In this study, we have assessed the distribution of extracellular matrix proteins in different tendon compartments and between tendon types. The data support our hypothesis, showing a different distribution of proteoglycans and elastin in the functionally distinct SDFT and CDET. Further, we have shown that the distribution of specific proteins varies with tendon region, with localisation of lubricin and elastin to the IFM, particularly in the energy‐storing SDFT.

The finding that elastic fibres are localised to the IFM in the SDFT, supports previous studies that have demonstrated that the IFM is rich in elastin, both in tendon (Grant et al. 2013) and ligament (Smith et al. 2011). However, elastin was largely absent in the CDET IFM. Our previous work has demonstrated that the IFM in the SDFT is more extensible and elastic than the CDET IFM (Thorpe et al. 2012, 2015b). Taken together, these data suggest that elastin may play an important role in tendon recoil, enabling the greater interfascicular recoil that is seen in energy‐storing tendons (Thorpe et al. 2015b).

General proteoglycan and glycoprotein staining was greater in the SDFT than in the CDET, which supports previous studies showing a greater glycosaminoglycan content in the SDFT (Batson et al. 2003; Thorpe et al. 2010). Further, overall proteoglycan staining was more intense in the IFM than in the FM in both tendon types. When considering the distribution of specific proteoglycans, lubricin was found to be localised to the IFM in both tendon types. This supports previous studies that have shown localisation of lubricin to the IFM in the human Achilles (Sun et al. 2015), goat supraspinatus (Funakoshi et al. 2008) and mouse tail (Kohrs et al. 2011) tendons, as well as to the tendon sheath (Taguchi et al. 2009). Further, it has been demonstrated that a reduction in lubricin content reduces tendon and fascicle gliding ability (Taguchi et al. 2009; Kohrs et al. 2011), suggesting that the function of this glycoprotein in the IFM may be to facilitate sliding between fascicles. This is particularly important in energy‐storing tendons, where the greater requirement for extension appears to be provided by a larger degree of interfascicular sliding (Thorpe et al. 2012). The presence of intracellular lubricin staining was also observed in interfascicular and fascicular cells in both tendon types. The presence of intracellular lubricin has been reported previously in tendon (Sun et al. 2015), intervertebral disc (Shine & Spector, 2008) and the superficial layer of cartilage (Schumacher et al. 1999). It is not clear whether this staining represents production of lubricin that will be secreted into the matrix, or whether lubricin has an additional intracellular function. To date, several isoforms of lubricin have been identified, and lubricin can occur in both proteoglycan and glycoprotein forms (Lord et al. 2011). It has been suggested that these different isoforms may have distinct functions, including lubrication, matrix‐binding, cytoprotection and cell proliferation (Flannery et al. 1999).

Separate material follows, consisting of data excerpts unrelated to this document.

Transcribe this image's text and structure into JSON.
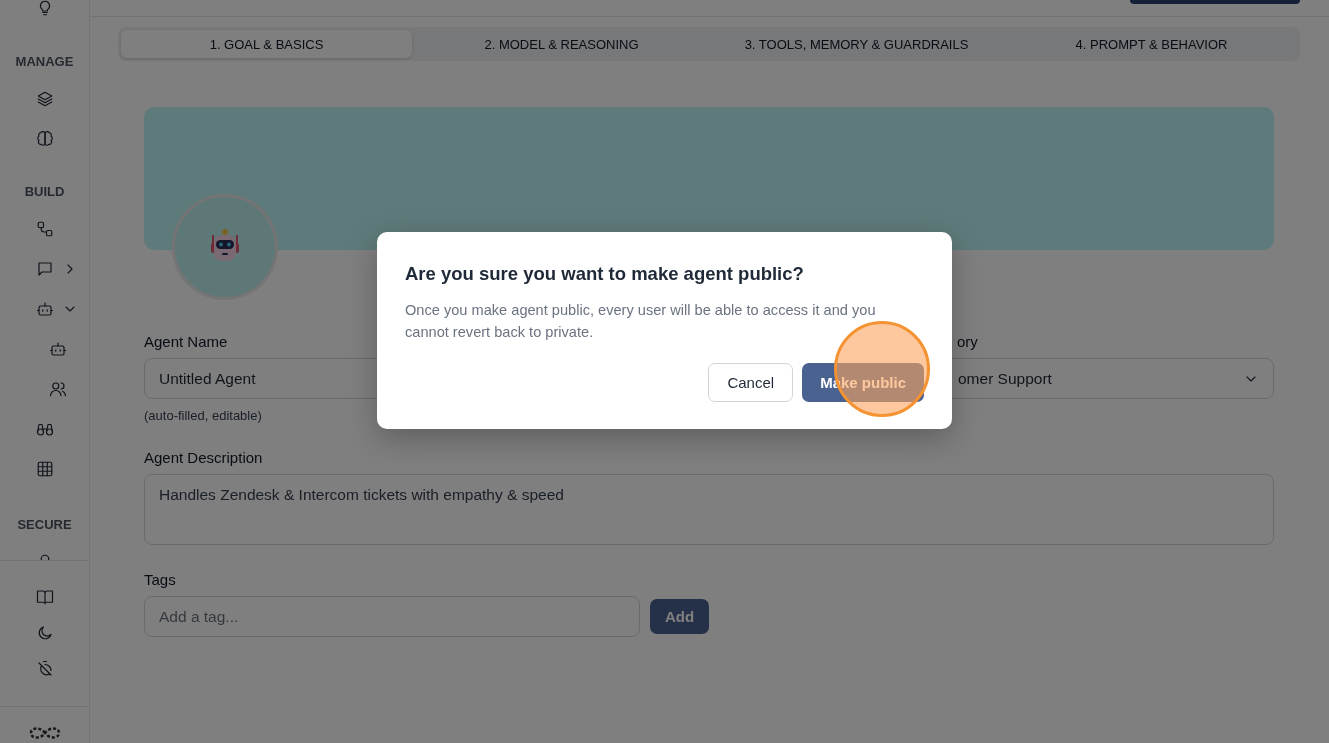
{
  "sidebar": {
    "sections": [
      {
        "label": "MANAGE"
      },
      {
        "label": "BUILD"
      },
      {
        "label": "SECURE"
      }
    ],
    "expandable_items": [
      {
        "expanded": false
      },
      {
        "expanded": true
      }
    ]
  },
  "tabs": [
    {
      "label": "1. GOAL & BASICS",
      "selected": true
    },
    {
      "label": "2. MODEL & REASONING",
      "selected": false
    },
    {
      "label": "3. TOOLS, MEMORY & GUARDRAILS",
      "selected": false
    },
    {
      "label": "4. PROMPT & BEHAVIOR",
      "selected": false
    }
  ],
  "form": {
    "agent_name": {
      "label": "Agent Name",
      "value": "Untitled Agent",
      "hint": "(auto-filled, editable)"
    },
    "category": {
      "label": "ory",
      "value": "omer Support"
    },
    "description": {
      "label": "Agent Description",
      "value": "Handles Zendesk & Intercom tickets with empathy & speed"
    },
    "tags": {
      "label": "Tags",
      "placeholder": "Add a tag...",
      "button": "Add"
    }
  },
  "dialog": {
    "title": "Are you sure you want to make agent public?",
    "message": "Once you make agent public, every user will be able to access it and you cannot revert back to private.",
    "buttons": [
      {
        "label": "Cancel",
        "kind": "secondary"
      },
      {
        "label": "Make public",
        "kind": "primary"
      }
    ]
  }
}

The differential distribution of SLRPs identified between tendon types and regions may indicate a distinct role for each of these proteoglycans in tendon. Decorin is the most abundant proteoglycan within tendon (Yoon & Halper, 2005) and plays an important role in collagen fibrillogenesis during development (Birk et al. 1995). Decorin distribution was not significantly different between the IFM and FM in either tendon type, supporting a previous study that showed decorin staining throughout the IFM and FM in the SDFT (Kim et al. 2010). While biglycan is present at a lower abundance than decorin in tendon, it is also a regulator of fibrillogenesis (Zhang et al. 2006). Fibromodulin and lumican are also involved in collagen fibrillogenesis (Ezura et al. 2000) and fibromodulin has an additional role in modulating collagen crosslink formation (Kalamajski et al. 2014). The role of the SLRPs in adult tendon is yet to be fully elucidated, although data from several studies suggest they may contribute to tendon mechanical properties. Studies in knock‐out mice have reported that decorin and biglycan modulate tendon viscoelasticity (Robinson et al. 2005; Dourte et al. 2012), and that this response is tendon‐specific (Robinson et al. 2005). Further, a recent study has demonstrated that enzymatic disruption of chondroitin sulphate side chains reduces sliding between collagen fibrils (Rigozzi et al. 2013), suggesting that decorin and biglycan, which have chondroitin sulphate side chains, may facilitate inter‐fibril sliding and contribute to fascicle extension. In the current study we have shown that these SLRPs are also present within the IFM, which indicates they may also contribute to sliding between fascicles.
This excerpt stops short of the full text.